A radical feminist separatist voice has been given space in the New York Times!!
Seriously, though. The article, in case you're not inclined to click, is by Greg Hampikian, who is apparently a "professor of biology and criminal justice at Boise State University." It is entitled, "Men, Who Needs Them?" and, in it, he opines that "we should perform a cost-benefit analysis" on whether society should keep men around given, among other things, men's propensity for violence and women's ability to reproduce with frozen sperm.
It's honestly not clear to me if this guy is being facetious, is trying to generate controversy, or if he is sincere. Whatever the case, I find it incredibly sad and contemptible that he's been given a forum in the New York freaking Times to treat it as legitimate, debatable question as to whether one sex is worth keeping around.
I've also never heard of this author, and have no idea if he's a feminist. From his CV, easily found on Internet, his degrees (BS in Biology, PhD in Genetics), publications, and research do not strike me as being informed by either feminism or gender studies.
I do find it so typical, however, that.... well, I reckon there is a small sub-set of radical feminist separatist women who would concur with this guy for reasons substantially similar to his own. Naturally, though, it's not they who get space in the New York Times to raise the question of whether men are needed in society.
Instead, it takes a male "professor of biology and criminal justice" to say what some radical feminists have been saying for years before it can be said in a mainstream publication as opposed to, say, marginalized within The SCUM Manifesto or small, largely-ignored, and extreme niches of Internet, sources that only MRAs looking to discredit feminism have ever taken seriously.
I don't point out this privileging of the male voice because I want to see such sentiments be taken seriously. But rather because this privileging of the male voice suggests once again that MRAs, "Feminist Critics," anti-feminists, and other pointers-out-of-alleged-feminist-hypocrisy-and-misandry are largely wasting their time, if they truly care about men, by maligning feminists- and primarily feminists- for our alleged man-hating and man-ignoring activities.
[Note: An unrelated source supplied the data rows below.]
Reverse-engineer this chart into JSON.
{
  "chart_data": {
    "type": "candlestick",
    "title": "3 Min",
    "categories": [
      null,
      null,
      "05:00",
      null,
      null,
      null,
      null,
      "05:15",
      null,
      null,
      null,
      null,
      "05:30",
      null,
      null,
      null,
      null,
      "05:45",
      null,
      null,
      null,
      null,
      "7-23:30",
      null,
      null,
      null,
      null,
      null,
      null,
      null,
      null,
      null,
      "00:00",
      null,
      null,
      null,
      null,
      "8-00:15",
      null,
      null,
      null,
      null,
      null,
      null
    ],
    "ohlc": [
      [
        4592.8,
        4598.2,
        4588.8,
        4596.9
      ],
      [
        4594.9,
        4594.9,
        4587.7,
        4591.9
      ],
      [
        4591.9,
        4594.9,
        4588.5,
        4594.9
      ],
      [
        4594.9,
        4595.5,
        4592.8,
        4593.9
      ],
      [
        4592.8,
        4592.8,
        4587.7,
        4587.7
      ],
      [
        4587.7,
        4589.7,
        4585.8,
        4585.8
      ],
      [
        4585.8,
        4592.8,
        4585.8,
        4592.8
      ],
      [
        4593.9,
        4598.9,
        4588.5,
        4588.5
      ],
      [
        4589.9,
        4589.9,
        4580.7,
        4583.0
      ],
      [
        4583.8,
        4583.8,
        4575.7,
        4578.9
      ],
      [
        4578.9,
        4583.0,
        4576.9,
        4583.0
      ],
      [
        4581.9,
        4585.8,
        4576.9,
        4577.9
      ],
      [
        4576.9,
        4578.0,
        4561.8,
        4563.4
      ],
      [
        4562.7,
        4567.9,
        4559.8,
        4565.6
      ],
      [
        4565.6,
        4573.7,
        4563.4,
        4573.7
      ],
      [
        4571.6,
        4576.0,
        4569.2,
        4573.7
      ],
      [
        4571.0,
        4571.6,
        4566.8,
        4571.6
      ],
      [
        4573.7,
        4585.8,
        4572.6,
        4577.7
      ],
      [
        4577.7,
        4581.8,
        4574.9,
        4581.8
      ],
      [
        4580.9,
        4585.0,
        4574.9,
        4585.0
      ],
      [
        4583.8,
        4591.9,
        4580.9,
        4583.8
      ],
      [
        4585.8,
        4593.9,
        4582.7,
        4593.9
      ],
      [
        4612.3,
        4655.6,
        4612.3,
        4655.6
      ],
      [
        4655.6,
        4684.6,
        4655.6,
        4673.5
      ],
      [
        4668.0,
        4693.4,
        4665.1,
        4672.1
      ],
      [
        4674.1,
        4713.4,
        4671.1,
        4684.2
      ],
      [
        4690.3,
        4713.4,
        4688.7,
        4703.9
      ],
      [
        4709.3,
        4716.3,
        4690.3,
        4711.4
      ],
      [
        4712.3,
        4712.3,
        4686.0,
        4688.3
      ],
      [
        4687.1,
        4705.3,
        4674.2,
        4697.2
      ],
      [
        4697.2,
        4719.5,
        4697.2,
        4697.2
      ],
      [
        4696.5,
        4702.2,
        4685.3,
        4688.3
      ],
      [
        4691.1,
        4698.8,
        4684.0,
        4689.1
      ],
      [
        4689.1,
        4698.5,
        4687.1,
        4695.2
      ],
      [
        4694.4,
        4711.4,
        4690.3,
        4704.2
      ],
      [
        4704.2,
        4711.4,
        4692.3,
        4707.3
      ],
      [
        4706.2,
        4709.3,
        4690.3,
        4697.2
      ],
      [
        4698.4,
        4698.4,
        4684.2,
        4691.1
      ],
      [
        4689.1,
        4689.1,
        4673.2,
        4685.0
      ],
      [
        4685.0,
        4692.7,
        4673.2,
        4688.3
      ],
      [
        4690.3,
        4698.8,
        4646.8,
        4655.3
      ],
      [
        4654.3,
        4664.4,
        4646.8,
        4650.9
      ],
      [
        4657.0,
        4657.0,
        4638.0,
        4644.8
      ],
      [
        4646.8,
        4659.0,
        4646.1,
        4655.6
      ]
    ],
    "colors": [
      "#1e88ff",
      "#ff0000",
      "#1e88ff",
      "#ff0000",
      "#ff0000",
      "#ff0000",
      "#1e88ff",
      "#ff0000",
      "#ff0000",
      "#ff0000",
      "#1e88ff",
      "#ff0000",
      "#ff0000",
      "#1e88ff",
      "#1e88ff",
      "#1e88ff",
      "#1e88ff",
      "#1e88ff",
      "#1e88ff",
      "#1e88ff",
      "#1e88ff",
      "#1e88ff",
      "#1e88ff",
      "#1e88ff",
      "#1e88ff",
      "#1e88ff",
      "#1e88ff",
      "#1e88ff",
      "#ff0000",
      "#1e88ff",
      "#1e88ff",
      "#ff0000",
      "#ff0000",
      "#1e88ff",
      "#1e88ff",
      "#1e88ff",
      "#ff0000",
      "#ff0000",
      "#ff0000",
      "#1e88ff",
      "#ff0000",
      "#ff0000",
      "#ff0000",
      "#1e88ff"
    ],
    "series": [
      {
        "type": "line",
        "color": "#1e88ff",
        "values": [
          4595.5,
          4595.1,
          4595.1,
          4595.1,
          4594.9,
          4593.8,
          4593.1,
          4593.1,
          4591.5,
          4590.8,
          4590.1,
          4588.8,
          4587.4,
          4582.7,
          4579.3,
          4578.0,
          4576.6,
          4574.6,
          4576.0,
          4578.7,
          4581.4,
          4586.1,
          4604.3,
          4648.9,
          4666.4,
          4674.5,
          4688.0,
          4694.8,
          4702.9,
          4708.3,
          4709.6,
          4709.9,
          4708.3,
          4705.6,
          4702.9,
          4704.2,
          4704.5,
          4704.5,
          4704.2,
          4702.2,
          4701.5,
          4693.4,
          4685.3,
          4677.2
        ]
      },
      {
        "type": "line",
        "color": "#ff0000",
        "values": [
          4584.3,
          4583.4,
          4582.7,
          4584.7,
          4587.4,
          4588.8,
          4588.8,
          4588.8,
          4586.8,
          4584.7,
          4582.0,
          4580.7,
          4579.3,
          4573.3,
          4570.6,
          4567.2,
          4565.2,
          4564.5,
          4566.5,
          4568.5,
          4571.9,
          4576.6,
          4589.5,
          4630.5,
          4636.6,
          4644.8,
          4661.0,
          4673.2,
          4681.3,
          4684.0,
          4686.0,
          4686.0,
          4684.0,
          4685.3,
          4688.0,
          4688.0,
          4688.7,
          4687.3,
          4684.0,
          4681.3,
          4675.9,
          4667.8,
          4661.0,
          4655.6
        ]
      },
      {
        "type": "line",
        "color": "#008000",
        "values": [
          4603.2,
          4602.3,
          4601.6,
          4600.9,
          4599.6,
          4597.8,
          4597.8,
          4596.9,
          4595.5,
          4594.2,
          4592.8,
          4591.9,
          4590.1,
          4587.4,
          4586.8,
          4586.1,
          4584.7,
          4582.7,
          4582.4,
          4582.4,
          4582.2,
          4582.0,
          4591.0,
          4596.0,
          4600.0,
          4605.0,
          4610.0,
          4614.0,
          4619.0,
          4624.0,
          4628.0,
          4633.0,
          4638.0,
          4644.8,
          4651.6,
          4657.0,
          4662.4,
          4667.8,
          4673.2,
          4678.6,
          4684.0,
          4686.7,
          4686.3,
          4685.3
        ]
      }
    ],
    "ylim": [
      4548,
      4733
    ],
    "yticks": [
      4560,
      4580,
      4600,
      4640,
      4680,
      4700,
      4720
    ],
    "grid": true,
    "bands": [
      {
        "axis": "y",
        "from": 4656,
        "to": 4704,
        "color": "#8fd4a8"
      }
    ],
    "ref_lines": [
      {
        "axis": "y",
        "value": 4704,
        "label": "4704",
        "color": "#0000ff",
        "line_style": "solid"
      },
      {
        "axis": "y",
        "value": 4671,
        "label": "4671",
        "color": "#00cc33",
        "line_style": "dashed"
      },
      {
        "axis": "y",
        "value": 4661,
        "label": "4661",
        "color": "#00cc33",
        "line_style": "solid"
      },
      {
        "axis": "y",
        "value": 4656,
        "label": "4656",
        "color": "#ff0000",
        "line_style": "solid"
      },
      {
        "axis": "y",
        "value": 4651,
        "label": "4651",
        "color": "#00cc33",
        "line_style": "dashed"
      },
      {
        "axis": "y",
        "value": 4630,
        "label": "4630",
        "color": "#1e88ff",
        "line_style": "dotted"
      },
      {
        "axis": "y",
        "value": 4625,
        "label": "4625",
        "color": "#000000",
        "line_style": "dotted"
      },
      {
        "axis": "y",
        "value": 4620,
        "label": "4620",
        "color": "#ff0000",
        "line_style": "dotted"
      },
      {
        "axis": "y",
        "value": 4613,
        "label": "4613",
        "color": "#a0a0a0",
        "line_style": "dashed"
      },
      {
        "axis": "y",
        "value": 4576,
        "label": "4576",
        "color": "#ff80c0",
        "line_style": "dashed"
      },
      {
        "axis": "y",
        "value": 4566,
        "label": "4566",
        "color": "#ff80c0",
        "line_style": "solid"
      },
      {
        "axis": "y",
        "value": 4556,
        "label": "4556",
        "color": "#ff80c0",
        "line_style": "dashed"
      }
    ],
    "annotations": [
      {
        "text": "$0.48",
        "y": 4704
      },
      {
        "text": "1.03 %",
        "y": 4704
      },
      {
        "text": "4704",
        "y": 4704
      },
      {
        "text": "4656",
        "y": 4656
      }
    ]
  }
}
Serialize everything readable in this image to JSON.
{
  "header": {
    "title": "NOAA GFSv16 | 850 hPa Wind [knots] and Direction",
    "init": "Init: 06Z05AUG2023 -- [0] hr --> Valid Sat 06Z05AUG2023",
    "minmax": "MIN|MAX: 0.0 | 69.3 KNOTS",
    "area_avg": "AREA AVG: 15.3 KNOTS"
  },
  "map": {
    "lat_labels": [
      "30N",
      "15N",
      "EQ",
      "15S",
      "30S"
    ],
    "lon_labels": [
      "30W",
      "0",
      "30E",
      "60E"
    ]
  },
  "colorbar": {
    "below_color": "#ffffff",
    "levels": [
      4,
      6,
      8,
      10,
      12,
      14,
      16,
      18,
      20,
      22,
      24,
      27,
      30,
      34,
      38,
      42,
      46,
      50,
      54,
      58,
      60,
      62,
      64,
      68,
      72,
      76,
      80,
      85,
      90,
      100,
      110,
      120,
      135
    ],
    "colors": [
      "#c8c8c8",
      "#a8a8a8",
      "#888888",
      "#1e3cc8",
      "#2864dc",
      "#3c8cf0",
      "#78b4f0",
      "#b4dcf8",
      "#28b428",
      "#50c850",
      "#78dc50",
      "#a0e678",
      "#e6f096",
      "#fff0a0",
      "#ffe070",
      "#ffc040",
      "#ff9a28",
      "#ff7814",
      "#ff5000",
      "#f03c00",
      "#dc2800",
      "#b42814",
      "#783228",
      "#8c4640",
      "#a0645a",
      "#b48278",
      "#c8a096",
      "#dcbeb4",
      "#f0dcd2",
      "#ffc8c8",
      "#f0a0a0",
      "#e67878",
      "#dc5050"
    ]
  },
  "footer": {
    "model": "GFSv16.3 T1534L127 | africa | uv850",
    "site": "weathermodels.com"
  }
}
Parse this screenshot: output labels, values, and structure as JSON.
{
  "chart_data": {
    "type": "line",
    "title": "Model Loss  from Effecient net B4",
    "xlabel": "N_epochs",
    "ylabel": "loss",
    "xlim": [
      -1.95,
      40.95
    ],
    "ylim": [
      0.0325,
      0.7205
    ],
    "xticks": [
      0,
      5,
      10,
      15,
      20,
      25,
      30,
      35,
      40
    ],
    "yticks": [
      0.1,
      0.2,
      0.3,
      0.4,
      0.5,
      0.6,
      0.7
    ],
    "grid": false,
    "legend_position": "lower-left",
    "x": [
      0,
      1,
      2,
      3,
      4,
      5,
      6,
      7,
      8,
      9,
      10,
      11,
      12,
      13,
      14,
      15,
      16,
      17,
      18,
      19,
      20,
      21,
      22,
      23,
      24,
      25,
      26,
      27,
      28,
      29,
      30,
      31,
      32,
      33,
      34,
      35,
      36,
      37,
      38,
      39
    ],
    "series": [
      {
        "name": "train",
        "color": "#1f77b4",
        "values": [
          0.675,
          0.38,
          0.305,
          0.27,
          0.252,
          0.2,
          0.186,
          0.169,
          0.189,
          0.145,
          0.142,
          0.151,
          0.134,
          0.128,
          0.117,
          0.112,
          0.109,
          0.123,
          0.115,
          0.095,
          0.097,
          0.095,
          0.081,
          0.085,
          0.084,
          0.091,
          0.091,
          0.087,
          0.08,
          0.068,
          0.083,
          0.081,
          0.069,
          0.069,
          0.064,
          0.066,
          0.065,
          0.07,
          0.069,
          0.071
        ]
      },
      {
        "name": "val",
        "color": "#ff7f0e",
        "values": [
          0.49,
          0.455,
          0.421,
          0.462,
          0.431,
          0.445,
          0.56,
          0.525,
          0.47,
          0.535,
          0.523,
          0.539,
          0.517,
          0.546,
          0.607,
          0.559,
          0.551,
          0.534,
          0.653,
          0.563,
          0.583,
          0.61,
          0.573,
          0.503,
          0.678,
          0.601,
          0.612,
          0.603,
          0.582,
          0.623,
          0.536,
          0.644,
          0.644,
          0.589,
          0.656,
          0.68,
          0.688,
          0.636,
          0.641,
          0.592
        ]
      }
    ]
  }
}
Non-feminist people, often men, exist who are taken seriously, who do influence policy that harms men, and who do get space in major mainstream publications to air their profoundly sexist and misandrist views.
I'd say that most non-feminists ignorantly assume that feminists "hate men" and that we would agree with Hampikian's article, despite the fact that, in my experience, far more feminists would disagree with him than agree. What most non-feminists who don't regularly think about gender stuff don't seem to know, however, and could use some enlightening on, is the ways that mainstream and often powerful voices are, actually, indicative of hatred or sexism toward men.
Yet, non-feminist men's rights activists often let such people completely off the hook, instead choosing to fixate solely on what The Feminists are doing wrong, what we're "not doing" to solve men's problems, or how we're magically influencing such people via our obscure, and if not obscure then maligned, blogs and publications.
So, seriously, what about the non-feminist sexists? I asked this question last year and noted:
"I therefore contend that many (most?) critics of feminism who single out feminism do so, not because it's some startling revelation to the [non-feminist] fan base that some feminists create problematic narratives [about men], but because it is not as politically risky to single out feminism for such criticism. Namely, because feminism is coded 'female,' criticizing it involves no breaking of ranks with male-dominated narratives or with the narratives that also privilege men, manhood, and masculinity.I predict that the non-feminist men's rights reaction to this piece, if they can bother themselves to react at all (after all, that would take work!), will be to blame feminism, and feminism almost entirely, for this man's article. Bashing feminism, rather than concretely taking action to help men, seems to be a numero uno priority among many non-femininsts. And, by seeking to preserve male privileges via this prioritized feminist-bashing, such folks will continue to polarize themselves from potential feminist allies, marginalize already-marginalized feminist voices, and, in the end, continue to not make productive gains in the area of getting the mainstream to care about sexism against men or to take it seriously.
I further contend that it is, in fact, cheap and easy to single out feminism as the number one cause of men's problems, because feminism is already viewed by many (most?) anti-feminists, non-feminists, mainstream, and traditionalist commentators as marginal, hysterical, man-hating, subjective, emotional, and utterly lacking in credibility (and yet- bizarrely- also extremely powerful. Unlike anti-feminist, non-feminist, mainstream, and traditional narratives which, as the silence of these critics would have us believe, are utterly powerless to shape cultural narratives)."
You wanna see actual people actually laugh men's issues like men being raped in prison or by a woman? Go post a concerned comment about the issue at any number of non-feminist, non-gender-focused conservative blogs and report back.
Is it really up to feminists to create all pushback?